In the simplest of scenarios, yes. In the "peer with a 1000 nodes" the difference is noticeable. It is exactly half the workload than shared secret
However, I am thinking of leaving the door open for some kind of (optional) central directory of known servers+idents, perhaps as an option to the "register your moodle" button. So I did say that I won't use GPG's key server software, but we may still look into a simpler Moodle-specific "key server". In fact, I'm pretty sure we will at some point.
I would imagine that such a key servers can be run by Moodle.org and by entities like the Ministry of Education in NZ, which could aggregate groups of nodes, so you can decide to trust "all the secondary schools in Otago as listed by MoE" or something like that. But that's second stage stuff.
why don't you use the OpenSSL extension that comes bundled with PHP?
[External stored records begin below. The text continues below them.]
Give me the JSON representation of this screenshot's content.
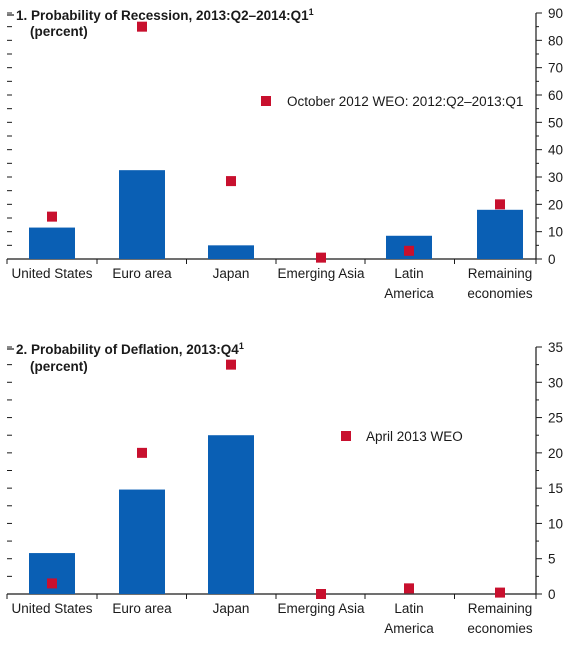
{
  "colors": {
    "bar": "#0a5fb4",
    "marker": "#c8102e",
    "axis": "#1a1a1a"
  },
  "chart_data": [
    {
      "type": "bar",
      "title": "1. Probability of Recession, 2013:Q2–2014:Q1",
      "title_sup": "1",
      "subtitle": "(percent)",
      "categories": [
        [
          "United States"
        ],
        [
          "Euro area"
        ],
        [
          "Japan"
        ],
        [
          "Emerging Asia"
        ],
        [
          "Latin",
          "America"
        ],
        [
          "Remaining",
          "economies"
        ]
      ],
      "series": [
        {
          "values": [
            11.5,
            32.5,
            5,
            0,
            8.5,
            18
          ]
        },
        {
          "name": "October 2012 WEO: 2012:Q2–2013:Q1",
          "values": [
            15.5,
            85,
            28.5,
            0.5,
            3,
            20
          ]
        }
      ],
      "ylim": [
        0,
        90
      ],
      "yticks": [
        0,
        10,
        20,
        30,
        40,
        50,
        60,
        70,
        80,
        90
      ],
      "minor_step": 5
    },
    {
      "type": "bar",
      "title": "2. Probability of Deflation, 2013:Q4",
      "title_sup": "1",
      "subtitle": "(percent)",
      "categories": [
        [
          "United States"
        ],
        [
          "Euro area"
        ],
        [
          "Japan"
        ],
        [
          "Emerging Asia"
        ],
        [
          "Latin",
          "America"
        ],
        [
          "Remaining",
          "economies"
        ]
      ],
      "series": [
        {
          "values": [
            5.8,
            14.8,
            22.5,
            0,
            0,
            0
          ]
        },
        {
          "name": "April 2013 WEO",
          "values": [
            1.5,
            20,
            32.5,
            0,
            0.8,
            0.2
          ]
        }
      ],
      "ylim": [
        0,
        35
      ],
      "yticks": [
        0,
        5,
        10,
        15,
        20,
        25,
        30,
        35
      ],
      "minor_step": 2.5
    }
  ]
}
Because I'm an idiot. I hadn't heard of it before. Skimming the doco right now, it looks promising. Handles private key creation, signing, encryption, the works! Thanks!
(read some more...)
So far the only "tricky" part seems to be that we will require users to perform this step: http://nz.php.net/manual/en/ref.openssl.php#openssl.installation . most linux distros do it already so it's not a major problem.
Just my 0.02 €
Move the decimal point a dozen positions to the right...
I was talking to Martin D at Moodlemoot yesterday and I've started a thread here
to try to follow up about community hub now my brain is functioning again. I didn't want to clutter up your thought processes here, hope I've posted in the right place.